Dans ces manuels, le nom de l’État d’Israël apparaît très rarement, en revanche l’expression « entité sioniste » ou « entité occupante » est prédominante. La carte de Palestine mandataire présentée aux élèves ne fait pas figurer Israël.
Sur cette carte de « Palestine », Israël n’existe pas, les villes israéliennes comme Tel-Aviv, Netanya ou encore Naharyia n’apparaissent pas. Il s’agit ainsi d’un phénomène idéologique, qui n’a rien à voir avec le problème territorial. C’est une extermination et un effacement symbolique d’un État, d’une culture et d’un peuple entier. Non seulement les Juifs sont déshumanisés et massifiés, mais ils sont également effacés, exclus de l’humanité présentée aux apprenants palestiniens. C’est une humanité sans juifs qui est l’idéal du manuel palestinien.

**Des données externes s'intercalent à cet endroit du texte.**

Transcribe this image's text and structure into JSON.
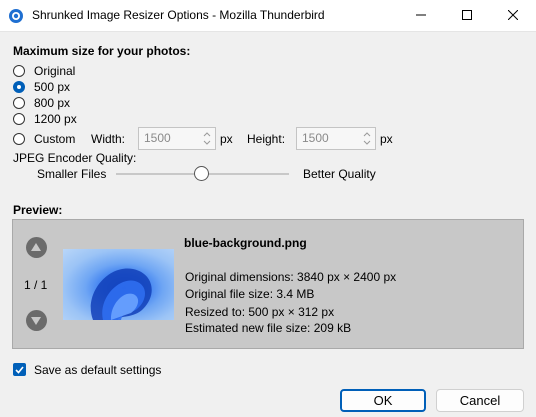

Les manuels d’histoire, de langue arabe, de géographie, de mathématiques contiennent tous une propagande anti-juive et des incitations permanentes à la violence. L’inversion sémantique, les glissements de sens, la dépersonnalisation et la déshumanisation des Juifs, qui ne figurent jamais comme personnes humaines, mais comme une masse indistincte : « entité occupante et sioniste » (al- iḥtilāl aṣ-ṣuhyūnī). Selon ce narratif, « l’entité » est cruelle, elle en veut particulièrement aux enfants qu’elle prive d’éducation, qu’elle humilie et dont elle viole les droits. L’absence de référence aux écoles fermées par « l’entité » est criante (aucune n’est citée), les enfants « torturés, assassinés et humiliés » ne sont jamais nommés, les circonstances de leur supposée détention ne sont jamais décrites. L’exercice proposé par ce manuel d’arabe consiste à enrichir le vocabulaire des apprenants en construisant le récit des sévices de « l’entité sioniste » avec des verbes contenant avec un sème « mise à mort ».

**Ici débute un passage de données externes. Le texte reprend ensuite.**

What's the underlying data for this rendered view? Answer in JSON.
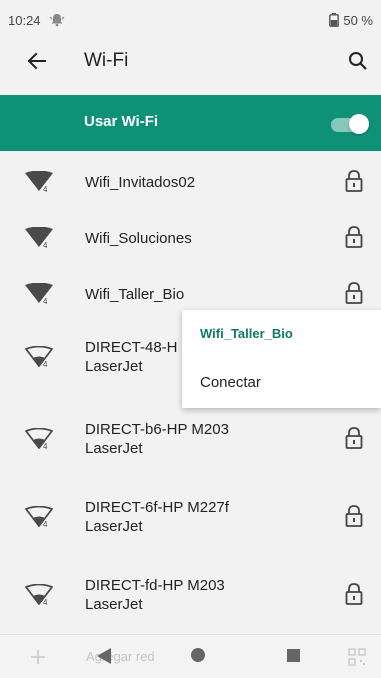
{
  "status_bar": {
    "time": "10:24",
    "battery": "50 %"
  },
  "app_bar": {
    "title": "Wi-Fi"
  },
  "wifi_toggle": {
    "label": "Usar Wi-Fi",
    "enabled": true,
    "color": "#0f9178"
  },
  "networks": [
    {
      "name": "Wifi_Invitados02",
      "line2": "",
      "secured": true,
      "signal_icon": "wifi-signal-strong-icon"
    },
    {
      "name": "Wifi_Soluciones",
      "line2": "",
      "secured": true,
      "signal_icon": "wifi-signal-strong-icon"
    },
    {
      "name": "Wifi_Taller_Bio",
      "line2": "",
      "secured": true,
      "signal_icon": "wifi-signal-strong-icon"
    },
    {
      "name": "DIRECT-48-H",
      "line2": "LaserJet",
      "secured": true,
      "signal_icon": "wifi-signal-weak-icon"
    },
    {
      "name": "DIRECT-b6-HP M203",
      "line2": "LaserJet",
      "secured": true,
      "signal_icon": "wifi-signal-weak-icon"
    },
    {
      "name": "DIRECT-6f-HP M227f",
      "line2": "LaserJet",
      "secured": true,
      "signal_icon": "wifi-signal-weak-icon"
    },
    {
      "name": "DIRECT-fd-HP M203",
      "line2": "LaserJet",
      "secured": true,
      "signal_icon": "wifi-signal-weak-icon"
    }
  ],
  "context_menu": {
    "title": "Wifi_Taller_Bio",
    "items": [
      "Conectar"
    ]
  },
  "bottom_bar": {
    "add_network": "Agregar red"
  }
}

Le terme singularisant qui correspond à « l’entité » est le plus souvent « juif » ( يهودي , yahūdī), c’est la figure absolue de l’ennemi.

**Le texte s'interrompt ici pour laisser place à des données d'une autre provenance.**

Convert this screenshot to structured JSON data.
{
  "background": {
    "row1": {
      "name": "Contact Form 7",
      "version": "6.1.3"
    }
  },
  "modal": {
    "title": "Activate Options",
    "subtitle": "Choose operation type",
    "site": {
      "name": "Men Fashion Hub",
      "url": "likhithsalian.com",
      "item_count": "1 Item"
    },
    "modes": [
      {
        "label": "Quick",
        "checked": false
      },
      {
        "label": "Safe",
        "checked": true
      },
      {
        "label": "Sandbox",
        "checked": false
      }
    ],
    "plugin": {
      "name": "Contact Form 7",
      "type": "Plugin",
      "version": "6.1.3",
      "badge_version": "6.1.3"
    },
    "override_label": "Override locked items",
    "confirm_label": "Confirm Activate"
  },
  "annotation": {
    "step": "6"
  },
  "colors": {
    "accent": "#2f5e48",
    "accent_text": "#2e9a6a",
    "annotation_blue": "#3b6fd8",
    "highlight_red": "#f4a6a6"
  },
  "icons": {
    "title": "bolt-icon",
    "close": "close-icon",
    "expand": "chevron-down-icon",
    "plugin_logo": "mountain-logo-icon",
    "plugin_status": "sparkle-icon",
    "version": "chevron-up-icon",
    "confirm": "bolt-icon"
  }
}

D’autres textes expliquent que « l’entité sioniste » a pour but de « désarabiser » et « désislamiser » la Palestine en pillant les sites archéologiques, en remplaçant les toponymes arabes par les toponymes juifs. En réalité, les toponymes arabes et les références islamiques ont été imposés par les colons arabes de Judée lors de la diffusion rapide de l’islam et des conquêtes arabes postérieures au VII siècle. Cette inversion historique n’est pas étonnante, elle est liée à la présentation des Juifs dans le Coran comme pervertisseurs de la parole divine et à la théologie de substitution chrétienne. Mais ce savoir n’est pas accessible aux jeunes Palestiniens qui sont nourris de mensonges et de nécessité d’en finir avec « l’entité sioniste » dès leur plus jeune âge
Les exemples de cette fabrique de la haine à tous les niveaux sont très nombreux. Ils permettent de comprendre la haine féroce et aveugle que vouent de nombreux jeunes Palestiniens aux Juifs et aux Israéliens indistinctement. Il est difficile de résister à la violence et à l’envie d’en finir avec les Juifs lorsque l’on reçoit une éducation comparable à celle reçue par la Hitlerjugend, la jeunesse hitlérienne, avec une solution finale à la clé, ici proposée par les propagandistes palestiniens.
Bibliographie
Taguieff, P. A. (2010), La nouvelle propagande antijuive, Paris : PUF.
Taguieff, P. A. (2018), Judéophobie. La dernière vague, Paris : Fayard.
Trigano, Sh.(2006), « La question juive du retour à Paul. La politique de l’Empire » in Controverses http://www.controverses.fr/articles/numero1/trigano11.htm,
Wistrich, R., (2006), The Left, The Jews and Israel, (Vidal Sassoon International Centre, 2012).
[1] Voir Trigano, Sh. http://www.controverses.fr/articles/numero1/trigano11.htm,
[2] Lurçat, P. (2021) Les mythes fondateurs de l’antisionisme contemporain, pp.91-103.